The public choice theory literature shows that the lobbying by the various interest groups with the ruling party’s wish for remaining in power results in the policy distortions exchanged for electoral support. The coalition governments have not been unstable given the example of the Left Front Government in India. In 2010 book “Coalition Politics and Economic Development : Credibility and the Strength of the Weak Governments’ ‘, economist Ifran Nooruddin contested the conventional ideas that the coalition governments obstruct the necessary policy reform in the developing nations. He argued that the coalition governments by institutionalising the deadlock actually leads to the promotion of the economic growth through stabilisation of the investor expectations and lowering of the unpredictability and uncertainty of policies. The fact that the process of India’s economic liberalisation began under the coalition governments also demonstrates the fact that coalition governments slow down the economic reform agenda. This is one of the fundamental dilemmas of the political economy of India. The article aims to unravel this dilemma through the Indian experience.
The Indian Experience
The Indian case is an interesting one in this regard as there is no correlation between the coalition government and the GDP growth. For example, the Congress-led United Progressive Alliance (UPA) government has seen an average of 6.8% GDP growth in India during 2004-14. The economy had been growing at a rate of 6.9% during the first five years of the UPA-I. However, during the UPA-II government of 2009-14 it was 6.7% despite the fact that Congress had gained 206 seats in the Lok Sabha. There has been a general consensus for reforms, the parties of the ruling coalition have come to decide the exact nature of the economic reforms.
Looking back at India’s economic history, it has become definite that the coalition governments have taken some of the boldest and visionary reforms. The country’s economic history since 1991 has shown that coalition governments have been successful at reform and the economy also delivers high growth. These reforms have also been one of India’s most stable and enduring policies that is pursued vigorously today and the balance for India’s resurgence. In terms of economic governance, an aspect that distinguished the past two Lok Sabhas was that it was the first time since the beginning of the economic reforms (1991) that a single party- Bharatiya Janata Party (BJP) enjoyed a majority mandate. This was expected to have a salutary effect on the economic reforms trajectory. Since 1991, the governments have been a coalition of sorts where the lead party was far from the 272 majority mark. This has been the obvious weakness of the leading party- whether the Congress or the BJP or the Third Front is in power- meant that India always had- borrow the words of Montek Singh Ahluwalia (former Deputy Chairman of the erstwhile Planning Commission)- “a strong census for weak reforms.” So,a coalition government is a strong consensus for weak reforms.

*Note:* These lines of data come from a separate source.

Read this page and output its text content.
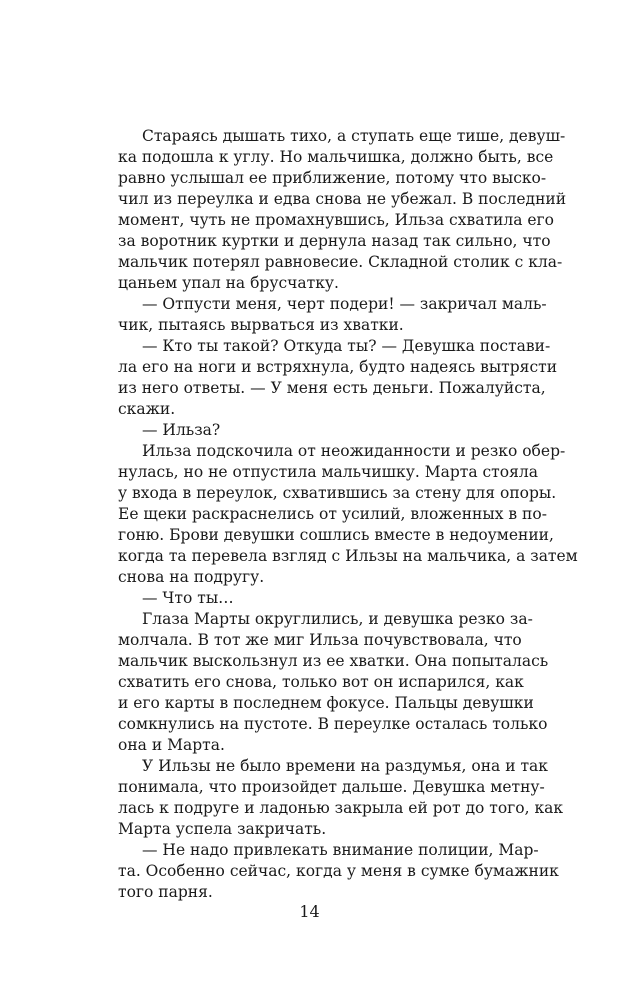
Стараясь дышать тихо, а ступать еще тише, девуш-
ка подошла к углу. Но мальчишка, должно быть, все
равно услышал ее приближение, потому что выско-
чил из переулка и едва снова не убежал. В последний
момент, чуть не промахнувшись, Ильза схватила его
за воротник куртки и дернула назад так сильно, что
мальчик потерял равновесие. Складной столик с кла-
цаньем упал на брусчатку.
— Отпусти меня, черт подери! — закричал маль-
чик, пытаясь вырваться из хватки.
— Кто ты такой? Откуда ты? — Девушка постави-
ла его на ноги и встряхнула, будто надеясь вытрясти
из него ответы. — У меня есть деньги. Пожалуйста,
скажи.
— Ильза?
Ильза подскочила от неожиданности и резко обер-
нулась, но не отпустила мальчишку. Марта стояла
у входа в переулок, схватившись за стену для опоры.
Ее щеки раскраснелись от усилий, вложенных в по-
гоню. Брови девушки сошлись вместе в недоумении,
когда та перевела взгляд с Ильзы на мальчика, а затем
снова на подругу.
— Что ты…
Глаза Марты округлились, и девушка резко за-
молчала. В тот же миг Ильза почувствовала, что
мальчик выскользнул из ее хватки. Она попыталась
схватить его снова, только вот он испарился, как
и его карты в последнем фокусе. Пальцы девушки
сомкнулись на пустоте. В переулке осталась только
она и Марта.
У Ильзы не было времени на раздумья, она и так
понимала, что произойдет дальше. Девушка метну-
лась к подруге и ладонью закрыла ей рот до того, как
Марта успела закричать.
— Не надо привлекать внимание полиции, Мар-
та. Особенно сейчас, когда у меня в сумке бумажник
того парня.
14
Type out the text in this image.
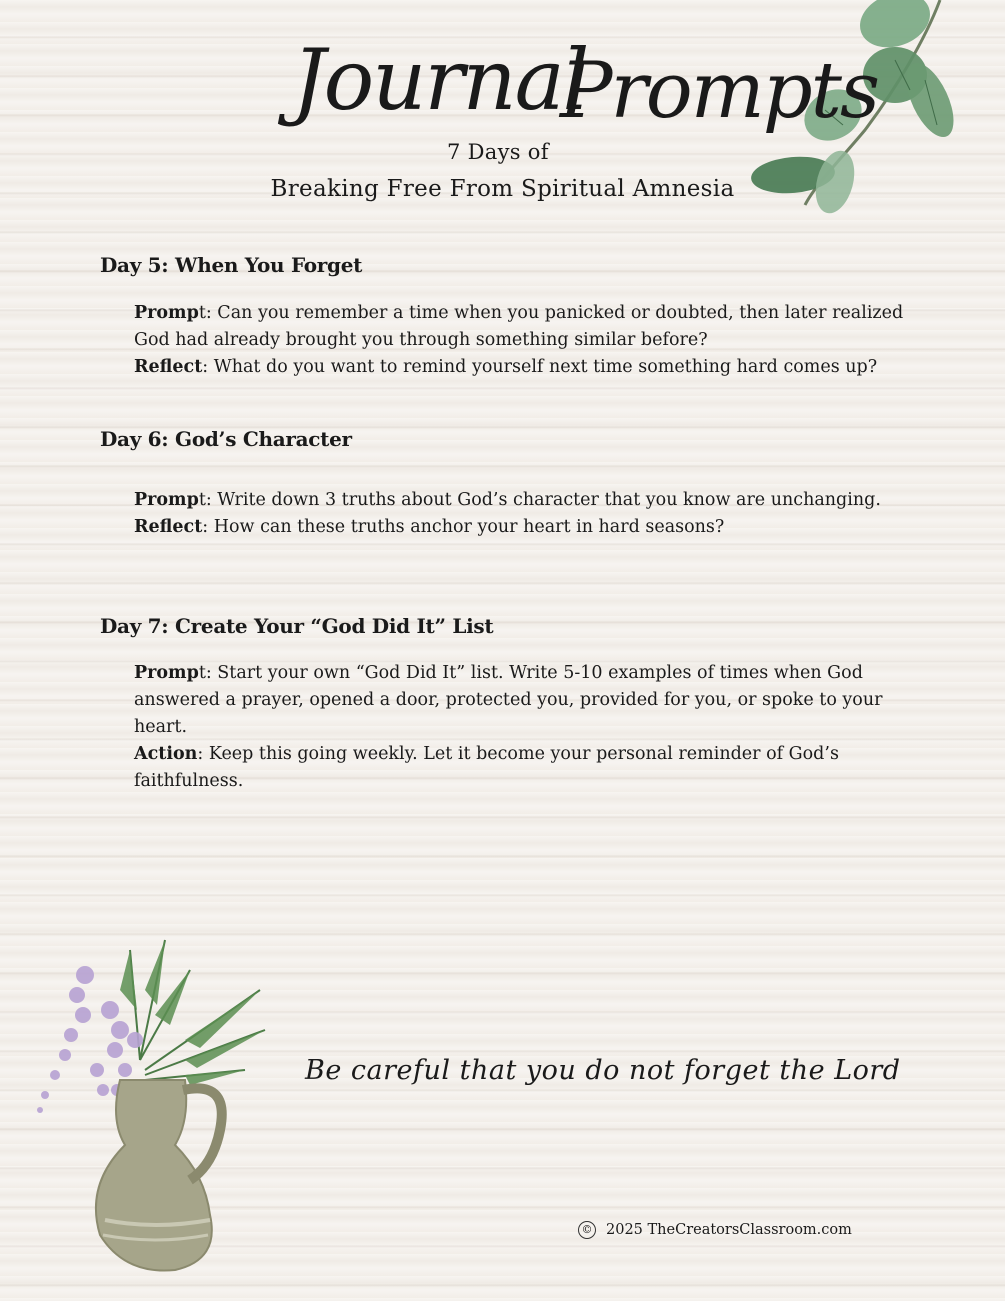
Journal
Prompts
7 Days of
Breaking Free From Spiritual Amnesia
Day 5: When You Forget

Prompt: Can you remember a time when you panicked or doubted, then later realized God had already brought you through something similar before?

Reflect: What do you want to remind yourself next time something hard comes up?

Day 6: God’s Character

Prompt: Write down 3 truths about God’s character that you know are unchanging.

Reflect: How can these truths anchor your heart in hard seasons?

Day 7: Create Your “God Did It” List

Prompt: Start your own “God Did It” list. Write 5-10 examples of times when God answered a prayer, opened a door, protected you, provided for you, or spoke to your heart.

Action: Keep this going weekly. Let it become your personal reminder of God’s faithfulness.

Be careful that you do not forget the Lord
© 2025 TheCreatorsClassroom.com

Some of the notable reforms brought by the previous coalition governments include the reforms brought in by the Narasimha Rao-led government such as under this minority government becoming a member of the World Trade Organisation (WTO). The short-lived Deve Gowda government has placed faith in the Indian taxpayers and cut tax rates. Under the Atal Bihari Vajpayee-led Government, the government successfully framed the Fiscal Responsibility and Budget Management (FRBM) Law and the Information Technology Act in 2000. Coalition governments meant the accomodation of the diverse interests as such as the UPA government (2004-2014) which included the DMK, NCP and RJD.
The 2024 Indian General Elections
Indian General Elections 2024 marks the triumphal return of a new coalition era in Indian Politics after a 10 year hiatus. The debate on the progress of the economic agenda under coalition governments has been raised recently in the current Indian political landscape. The fact that the single party governments derive the bold economic reforms is partially true. Over the past decade under PM Modi, Narendra Modi was supposed to sort out the weakness and provide weakness to the investors about the issue of policy stability and a push towards economic reforms. It led to the introduction of bold economic reforms such as the GST and the creation of the Insolvency and Bankruptcy Code, however, the government has failed to bring in land acquisition. The failure of the farm reforms has to be particularly noticed during the Modi Government.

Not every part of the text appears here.